Table 1. Anti-tubercular drugs plasma concentration and therapeutic range references.
A 65-year-old HIV negative woman was affected by pulmonary tuberculosis. She underwent a partial gastrectomy for a gastric ulcer 15 years earlier. Her weight was 39 Kg; she was treated with standard anti TB therapy including isoniazid 250 mg daily, rifampin 600 mg daily, ethambutol 1000 mg daily and pyrazinamide 1000 mg daily, vitamin B6 300 mg daily. The drugs were administered intra venous (iv) in the first 15 days and oral subsequently (pyrazinamide and vitamin B6 were always administered orally). No other drugs were taken by this patient. We studied the plasmatic drugs concentration in the course of iv and oral therapy. Plasma samples were collected before the daily drug intake to measure Ctrough and after 2 hours and 5 hours to measure Cmax. The results of plasma concentrations, AUC0-24 during oral therapy are shown in the table. During iv therapy the measured AUC0-24 was very similar from the one reported in the course of oral treatment: isoniazid 26.70 hr*mg/L, rifampin 154.87 hr*mg/L, ethambutol 32.48 hr*mg/L. The patient obtained adequate clinical response.

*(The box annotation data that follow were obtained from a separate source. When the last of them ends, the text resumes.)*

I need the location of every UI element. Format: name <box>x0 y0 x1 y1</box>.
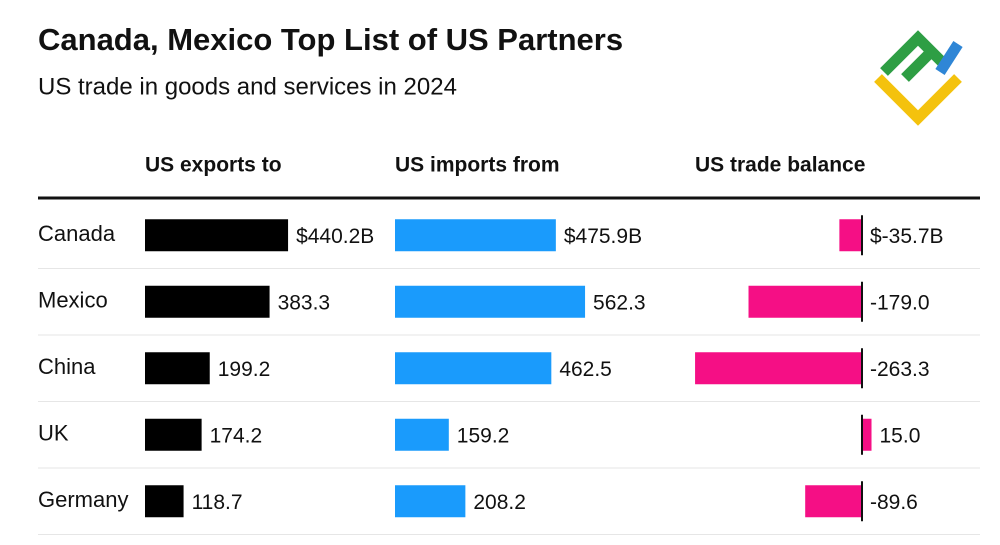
column-header: US exports to <box>145 154 282 177</box>
row-label: Canada <box>38 221 116 246</box>
value-label: $475.9B <box>564 225 642 248</box>
bar <box>395 285 586 318</box>
bar <box>748 285 862 318</box>
bar <box>395 418 449 451</box>
bar <box>145 352 210 385</box>
value-label: -263.3 <box>870 358 930 381</box>
bar <box>862 418 872 451</box>
value-label: 562.3 <box>593 291 646 314</box>
bar <box>395 485 466 518</box>
value-label: -89.6 <box>870 491 918 514</box>
chart-title: Canada, Mexico Top List of US Partners <box>38 22 623 57</box>
bar <box>145 219 289 252</box>
chart-subtitle: US trade in goods and services in 2024 <box>38 73 457 100</box>
logo <box>874 30 963 126</box>
value-label: $-35.7B <box>870 225 944 248</box>
bar <box>145 485 184 518</box>
bar <box>805 485 862 518</box>
row-label: Germany <box>38 487 128 512</box>
column-header: US trade balance <box>695 154 865 177</box>
value-label: $440.2B <box>296 225 374 248</box>
column-header: US imports from <box>395 154 560 177</box>
value-label: 159.2 <box>457 424 510 447</box>
bar <box>145 418 202 451</box>
row-label: China <box>38 354 96 379</box>
value-label: 118.7 <box>192 491 243 514</box>
value-label: 462.5 <box>559 358 612 381</box>
value-label: 208.2 <box>473 491 526 514</box>
bar <box>395 219 556 252</box>
bar <box>839 219 862 252</box>
bar <box>395 352 552 385</box>
bar <box>145 285 270 318</box>
bar <box>695 352 862 385</box>
value-label: 383.3 <box>278 291 331 314</box>
row-label: UK <box>38 421 69 446</box>
value-label: 174.2 <box>210 424 263 447</box>
value-label: -179.0 <box>870 291 930 314</box>
value-label: 199.2 <box>218 358 271 381</box>
value-label: 15.0 <box>880 424 921 447</box>
row-label: Mexico <box>38 288 108 313</box>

To our knowledge, data regarding the first line antitubercular drugs absorption after gastrectomy are scantily. Overall the measured plasmatic antitubercular drugs in gastrectomized patients were generally adequate. We observed that a patient undergoing a complete gastric resection followed by a Roux-en-Y gastric bypass procedure (case 1) had poor isoniazid plasmatic level. In the second case with the patient who had undergone a partial gastric resection, the absorption of isoniazid was right and comparable to iv administration. Rifampin, ethambutol and pyrazinamide in both patients always had suitable level.
Obviously, a single case study has several limitations principally linked to individual variability, thus we can’t draw conclusions. In addition, in case 1 we have calculated the AUC0-24 from two determinations only according to a validated limited sampling model, and assuming Cmax appropriate after two hours of drugs intake. Even considering these limitations, we believe the observation is important at least for two reasons: firstly, it is known that gastrectomy patients have greater risk of having tuberculosis in later life and preventive therapy is mainly based on isoniazid administration;[2,3] secondly, low serum concentration of antitubercular drugs have been associated with treatment failure, relapse and drug resistance.
Although the clinical significance of low concentration should be defined, it may be necessary to optimise drug dosages by TDM, especially in patients with an inadequate clinical response.
These findings support the need to monitor anti tubercular drug levels to facilitate early detection of therapeutic failure above all in patients with potential problems on oral drugs absorption.